Probing Seesaw in an Adjoint SUSY SU(5) Model at LHC

TL;DR

This paper proposes an extended supersymmetric SU(5) model that predicts testable triplet scalars at the LHC, integrating multiple seesaw mechanisms for neutrino mass generation, and discusses its collider and proton decay phenomenology.

Contribution

The paper introduces a symmetric adjoint SUSY SU(5) model with specific triplet scalar and fermion mass predictions, enabling LHC testing of type II seesaw.

Findings

Triplet scalars around 100 GeV can be produced at LHC.

Model predicts combined type I, II, and III seesaw neutrino masses.

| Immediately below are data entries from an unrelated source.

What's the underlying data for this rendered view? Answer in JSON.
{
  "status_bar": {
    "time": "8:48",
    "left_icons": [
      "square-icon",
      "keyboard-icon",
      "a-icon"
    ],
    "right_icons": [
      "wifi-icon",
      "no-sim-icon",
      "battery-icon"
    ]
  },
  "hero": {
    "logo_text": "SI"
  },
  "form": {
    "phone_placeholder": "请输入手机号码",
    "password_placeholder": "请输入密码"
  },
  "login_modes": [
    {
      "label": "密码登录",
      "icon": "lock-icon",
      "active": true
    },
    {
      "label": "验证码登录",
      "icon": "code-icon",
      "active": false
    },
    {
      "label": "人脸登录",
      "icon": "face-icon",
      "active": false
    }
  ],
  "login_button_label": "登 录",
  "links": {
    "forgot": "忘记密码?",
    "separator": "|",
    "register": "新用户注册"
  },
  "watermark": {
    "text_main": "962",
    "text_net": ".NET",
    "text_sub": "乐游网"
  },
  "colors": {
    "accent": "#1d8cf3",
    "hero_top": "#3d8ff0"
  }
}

Proton decay predictions are discussed.

Abstract

The SU(5) GUT model extended with fermions in the adjoint $24_F$ representation predicts triplet fermions in the 100 GeV mass range, opening up the possibility of testing seesaw at LHC. However, once the model is supersymmerized, the triplet fermion mass is constrained to be close to the GUT scale for the gauge couplings to unify. We propose an extension of the SUSY SU(5) model where type II seesaw can be tested at LHC. In this model we add a matter chiral field in the adjoint $\hat{24}_F$ representation and Higgs chiral superfields in the symmetric $\hat{15}_H$ and $\hat{\bar{15}}_H$ representations. We call this the symmetric adjoint SUSY SU(5) model. The triplet scalar and triplet fermion masses in this model are predicted to be in the 100 GeV and $10^{13}$ GeV range respectively, while the mass of the singlet fermion remains unconstrained. This gives a type I plus type II plus type III seesaw mass term for the neutrinos. The triplet scalars with masses $\sim 100$ GeV range can be produced at the LHC. We briefly discuss the collider phenomenology and predictions for proton decay in this model.